Images are taken for a period of 45 minutes, immediately following an injection containing a radioactive substance. The radioactive material will safely leave your body through the urine.
You will need to begin fasting at midnight the night prior to your exam. This exam should not follow any other barium studies for three days prior to this exam.
Renal Scan with Captopril
You will need to begin fasting 4 hours prior to your exam, except for water. It is important to be hydrated for this exam; drink 8 – 12 oz. fluid prior to the test.
It is preferred to discontinue any ACE inhibitor medications 48 hours prior to the examination. (Consult your physician first.)
Thyroid Metastases Study (Whole Body 1-131 Study)
You should not have an exam that required contrast for 30 days prior to this exam.

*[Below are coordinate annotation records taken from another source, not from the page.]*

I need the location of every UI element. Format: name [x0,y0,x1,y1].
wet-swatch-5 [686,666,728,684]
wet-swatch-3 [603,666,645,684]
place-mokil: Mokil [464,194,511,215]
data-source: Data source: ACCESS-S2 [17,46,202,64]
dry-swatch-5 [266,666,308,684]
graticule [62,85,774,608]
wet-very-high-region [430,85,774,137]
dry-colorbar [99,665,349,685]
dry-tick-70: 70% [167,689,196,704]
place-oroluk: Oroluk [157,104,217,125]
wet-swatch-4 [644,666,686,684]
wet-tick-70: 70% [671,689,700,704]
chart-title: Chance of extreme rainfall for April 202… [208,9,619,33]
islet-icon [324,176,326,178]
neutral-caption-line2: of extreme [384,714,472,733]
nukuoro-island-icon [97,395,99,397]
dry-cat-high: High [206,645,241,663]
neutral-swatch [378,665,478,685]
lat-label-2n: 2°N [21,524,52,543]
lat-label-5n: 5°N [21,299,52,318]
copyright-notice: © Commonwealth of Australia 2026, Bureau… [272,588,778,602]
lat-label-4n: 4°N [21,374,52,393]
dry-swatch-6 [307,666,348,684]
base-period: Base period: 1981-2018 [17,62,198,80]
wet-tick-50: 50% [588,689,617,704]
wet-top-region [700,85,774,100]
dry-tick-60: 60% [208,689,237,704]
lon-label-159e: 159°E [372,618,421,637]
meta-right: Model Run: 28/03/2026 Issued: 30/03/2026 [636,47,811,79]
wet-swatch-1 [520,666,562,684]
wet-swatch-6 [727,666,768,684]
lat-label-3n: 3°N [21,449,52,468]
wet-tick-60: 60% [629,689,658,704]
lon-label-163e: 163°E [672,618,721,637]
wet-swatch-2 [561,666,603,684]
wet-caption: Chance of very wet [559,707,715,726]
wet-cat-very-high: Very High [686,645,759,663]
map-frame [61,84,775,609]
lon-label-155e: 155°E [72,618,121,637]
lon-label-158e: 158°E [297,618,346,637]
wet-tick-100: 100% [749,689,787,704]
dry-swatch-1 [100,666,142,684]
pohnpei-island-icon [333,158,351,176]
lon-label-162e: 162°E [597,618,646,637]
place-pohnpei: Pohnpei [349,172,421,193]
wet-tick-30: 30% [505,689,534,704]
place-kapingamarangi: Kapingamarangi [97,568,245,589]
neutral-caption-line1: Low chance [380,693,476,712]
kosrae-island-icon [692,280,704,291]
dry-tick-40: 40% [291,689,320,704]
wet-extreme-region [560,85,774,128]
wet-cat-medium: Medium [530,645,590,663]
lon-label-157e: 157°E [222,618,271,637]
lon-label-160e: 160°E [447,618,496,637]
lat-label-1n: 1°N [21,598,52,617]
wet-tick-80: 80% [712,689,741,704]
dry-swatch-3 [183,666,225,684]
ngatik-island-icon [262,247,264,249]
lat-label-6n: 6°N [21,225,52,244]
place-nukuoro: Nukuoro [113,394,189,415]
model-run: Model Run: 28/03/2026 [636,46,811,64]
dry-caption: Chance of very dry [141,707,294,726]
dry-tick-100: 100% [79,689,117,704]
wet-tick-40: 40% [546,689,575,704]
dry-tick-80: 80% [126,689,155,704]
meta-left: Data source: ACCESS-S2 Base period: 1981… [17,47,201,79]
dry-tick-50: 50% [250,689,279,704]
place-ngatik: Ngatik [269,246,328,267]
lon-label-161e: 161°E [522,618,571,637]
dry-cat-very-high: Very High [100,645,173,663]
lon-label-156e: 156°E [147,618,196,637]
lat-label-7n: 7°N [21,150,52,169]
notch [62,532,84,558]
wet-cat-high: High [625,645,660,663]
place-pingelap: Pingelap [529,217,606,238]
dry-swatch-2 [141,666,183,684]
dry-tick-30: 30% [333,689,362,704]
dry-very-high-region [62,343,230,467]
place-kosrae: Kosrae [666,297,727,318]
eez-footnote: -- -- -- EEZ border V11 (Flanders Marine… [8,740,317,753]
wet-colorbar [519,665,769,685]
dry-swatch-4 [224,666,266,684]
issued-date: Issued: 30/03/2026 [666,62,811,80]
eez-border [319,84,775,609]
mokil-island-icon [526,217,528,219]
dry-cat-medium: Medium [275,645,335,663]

The exam begins with approximately 20 minutes for the injection of the tracer materials, but pictures are not taken until about 48 hours later. The imaging itself lasts about ninety minutes.
You must not be taking the following thyroid hormones:
- Propylthiouracil (PTU) and Tapazole for at least 1 week.
- Synthroid for 3-4 weeks.
Additionally, you must not be taking the following medications:
- Adrenocorticisteroids, Perchlorate, Amiodarone, Bromides Salicylcastes (lrg doeses) for 3 weeks.
You must not have had tests that use iodinated contrast material (IVP, CT with contrast, myelogram, angiogram) for at least 3 weeks.
This exam should not follow any barium studies for three days prior to the exam.
It is important to be hydrated for this exam; drink 24 oz. of fluid prior to test. However, it is not necessary to have a full bladder for the exam.